Com isso, o X entende que criou argumento para afirmar que agiu por uma exceção à regra de segredo de justiça, segundo a qual “inquéritos penais de justiça não podem ser divulgados em hipótese nenhuma, exceto sob autorização da autoridade, sob autorização da autoridade investigadora, nesse caso do STF”, explica Barreto.
A publicação dos documentos pelas autoridades americanas aumenta as chances de a plataforma responder pela quebra de sigilo, na avaliação do advogado. “O X pode ser intimado a explicar por que as decisões vazaram, e os responsáveis podem responder por crime de desobediência ou sanção, que é o mais comum.”
Já o Congresso americano não está sujeito a punições, porque autoridades estrangeiras têm imunidade de jurisdição — ou seja, não podem ser processados por outros países em razão de medidas tomadas no exercício do cargo que ocupam —, conforme afirma o especialista em direito internacional.

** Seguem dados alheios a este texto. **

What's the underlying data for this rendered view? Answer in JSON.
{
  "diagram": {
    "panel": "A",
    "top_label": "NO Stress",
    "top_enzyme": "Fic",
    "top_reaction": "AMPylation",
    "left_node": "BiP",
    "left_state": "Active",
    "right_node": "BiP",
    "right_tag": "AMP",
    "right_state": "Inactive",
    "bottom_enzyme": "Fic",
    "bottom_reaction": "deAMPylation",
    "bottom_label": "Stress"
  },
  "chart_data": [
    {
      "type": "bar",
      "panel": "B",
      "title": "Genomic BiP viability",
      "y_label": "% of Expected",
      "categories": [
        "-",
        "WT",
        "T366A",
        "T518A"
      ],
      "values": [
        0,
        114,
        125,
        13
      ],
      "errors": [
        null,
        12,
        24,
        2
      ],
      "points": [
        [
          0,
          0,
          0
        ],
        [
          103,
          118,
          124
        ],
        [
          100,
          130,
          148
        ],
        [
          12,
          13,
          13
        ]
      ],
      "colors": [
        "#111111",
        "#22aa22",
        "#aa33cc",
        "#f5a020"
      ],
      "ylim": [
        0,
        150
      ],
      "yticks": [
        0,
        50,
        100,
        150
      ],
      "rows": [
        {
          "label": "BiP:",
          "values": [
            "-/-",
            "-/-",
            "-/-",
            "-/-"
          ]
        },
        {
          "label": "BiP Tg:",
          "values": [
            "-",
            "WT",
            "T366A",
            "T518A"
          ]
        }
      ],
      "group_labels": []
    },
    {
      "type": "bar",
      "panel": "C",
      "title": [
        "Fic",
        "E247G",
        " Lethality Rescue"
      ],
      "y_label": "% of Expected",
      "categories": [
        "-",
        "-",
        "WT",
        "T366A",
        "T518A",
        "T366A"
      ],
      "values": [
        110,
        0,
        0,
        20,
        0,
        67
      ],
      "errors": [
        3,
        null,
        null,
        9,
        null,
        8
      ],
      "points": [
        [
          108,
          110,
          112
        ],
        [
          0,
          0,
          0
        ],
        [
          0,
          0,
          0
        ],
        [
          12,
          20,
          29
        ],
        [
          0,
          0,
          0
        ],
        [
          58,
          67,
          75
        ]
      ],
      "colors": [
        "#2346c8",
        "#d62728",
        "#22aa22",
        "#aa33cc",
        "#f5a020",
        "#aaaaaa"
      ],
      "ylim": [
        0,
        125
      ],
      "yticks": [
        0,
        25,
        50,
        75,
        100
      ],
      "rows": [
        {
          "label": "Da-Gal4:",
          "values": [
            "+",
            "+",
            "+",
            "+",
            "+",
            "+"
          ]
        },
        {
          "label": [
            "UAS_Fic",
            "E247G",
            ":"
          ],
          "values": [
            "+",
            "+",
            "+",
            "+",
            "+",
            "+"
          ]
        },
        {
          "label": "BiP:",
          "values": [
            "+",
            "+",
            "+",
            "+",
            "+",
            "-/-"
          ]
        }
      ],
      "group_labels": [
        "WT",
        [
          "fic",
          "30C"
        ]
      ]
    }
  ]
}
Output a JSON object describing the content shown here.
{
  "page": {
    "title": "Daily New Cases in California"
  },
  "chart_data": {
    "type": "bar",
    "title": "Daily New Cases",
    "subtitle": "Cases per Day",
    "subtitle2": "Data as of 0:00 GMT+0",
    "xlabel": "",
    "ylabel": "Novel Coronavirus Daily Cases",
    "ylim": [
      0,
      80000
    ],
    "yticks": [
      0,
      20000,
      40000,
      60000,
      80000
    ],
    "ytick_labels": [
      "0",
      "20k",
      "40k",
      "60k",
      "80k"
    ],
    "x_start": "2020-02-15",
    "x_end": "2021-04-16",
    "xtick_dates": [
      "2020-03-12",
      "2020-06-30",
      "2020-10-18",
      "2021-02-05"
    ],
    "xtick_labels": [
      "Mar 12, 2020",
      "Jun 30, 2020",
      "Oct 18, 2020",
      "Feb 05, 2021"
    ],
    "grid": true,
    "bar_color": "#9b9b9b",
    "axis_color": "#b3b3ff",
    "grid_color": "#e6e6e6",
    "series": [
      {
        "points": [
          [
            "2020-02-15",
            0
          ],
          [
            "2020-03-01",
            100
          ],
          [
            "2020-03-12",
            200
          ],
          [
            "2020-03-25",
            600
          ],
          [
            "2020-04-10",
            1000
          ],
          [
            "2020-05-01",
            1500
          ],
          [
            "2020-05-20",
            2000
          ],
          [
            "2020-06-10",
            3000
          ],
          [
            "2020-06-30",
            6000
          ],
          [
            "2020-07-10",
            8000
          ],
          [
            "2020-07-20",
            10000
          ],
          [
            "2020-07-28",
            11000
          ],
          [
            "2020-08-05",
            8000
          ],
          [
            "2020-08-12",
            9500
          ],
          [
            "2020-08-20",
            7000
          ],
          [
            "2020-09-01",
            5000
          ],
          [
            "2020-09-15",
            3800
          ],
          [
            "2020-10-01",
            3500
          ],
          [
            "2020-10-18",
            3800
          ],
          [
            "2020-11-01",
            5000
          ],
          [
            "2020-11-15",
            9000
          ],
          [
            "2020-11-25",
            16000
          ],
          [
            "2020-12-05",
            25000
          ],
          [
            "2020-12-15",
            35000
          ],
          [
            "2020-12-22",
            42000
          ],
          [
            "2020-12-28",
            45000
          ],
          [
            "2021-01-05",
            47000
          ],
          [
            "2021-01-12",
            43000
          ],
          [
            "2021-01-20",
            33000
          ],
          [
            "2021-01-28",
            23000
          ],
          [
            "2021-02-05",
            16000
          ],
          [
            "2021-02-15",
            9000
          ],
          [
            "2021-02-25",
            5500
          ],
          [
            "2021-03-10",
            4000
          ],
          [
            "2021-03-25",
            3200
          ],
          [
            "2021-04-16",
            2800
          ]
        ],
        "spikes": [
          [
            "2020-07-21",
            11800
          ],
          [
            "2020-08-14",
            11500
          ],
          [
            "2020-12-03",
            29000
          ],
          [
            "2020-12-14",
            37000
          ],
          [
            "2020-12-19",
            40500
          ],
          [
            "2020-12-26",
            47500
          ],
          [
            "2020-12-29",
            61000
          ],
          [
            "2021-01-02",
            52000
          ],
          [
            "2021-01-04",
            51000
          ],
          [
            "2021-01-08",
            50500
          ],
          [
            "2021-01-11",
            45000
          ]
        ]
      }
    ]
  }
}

Investigações nos EUA. O relatório com as decisões sigilosas foi produzido no âmbito de uma investigação do Comitê de Assuntos Judiciários da Câmara americana sobre colaborações entre o governo do presidente democrata Joe Biden e plataformas digitais para remoção de conteúdos online, coordenada pelo republicano Jim Jordan.
Na semana passada, Jordan também enviou ofícios a outras plataformas de redes sociais pedindo todos os registros de comunicação entre a empresa e o Executivo norte-americano.
Segundo ele, a administração de Biden teria usado, no diálogo com as plataformas, canais exclusivos e privilegiados, com o objetivo de silenciar opositores políticos sob o argumento de combater a desinformação. Em ano eleitoral, a acusação é usada para prejudicar o atual presidente, que deve concorrer à reeleição.
Conforme Aos Fatos mostrou semana passada, essa estratégia foi alimentada com o vazamento dos Twitter Files Brazil e alianças entre apoiadores do ex-presidente Jair Bolsonaro e de Donald Trump nos Estados Unidos.
Nesse contexto, o vazamento de decisões judiciais brasileiras que determinaram a exclusão de conteúdos desinformativos também funcionaria como um exemplo de que o Brasil vive sob forte censura.
“O Congresso deve levar a sério as advertências do Brasil e de outros países que buscam suprimir o discurso online. Nunca devemos pensar que isso não pode acontecer aqui”, diz o relatório.
Aos Fatos questionou a Comissão de Assuntos Judiciários da Câmara dos Estados Unidos sobre se eles foram informados do caráter sigiloso dos documentos, mas não obteve resposta até a publicação. O espaço permanece aberto para manifestações.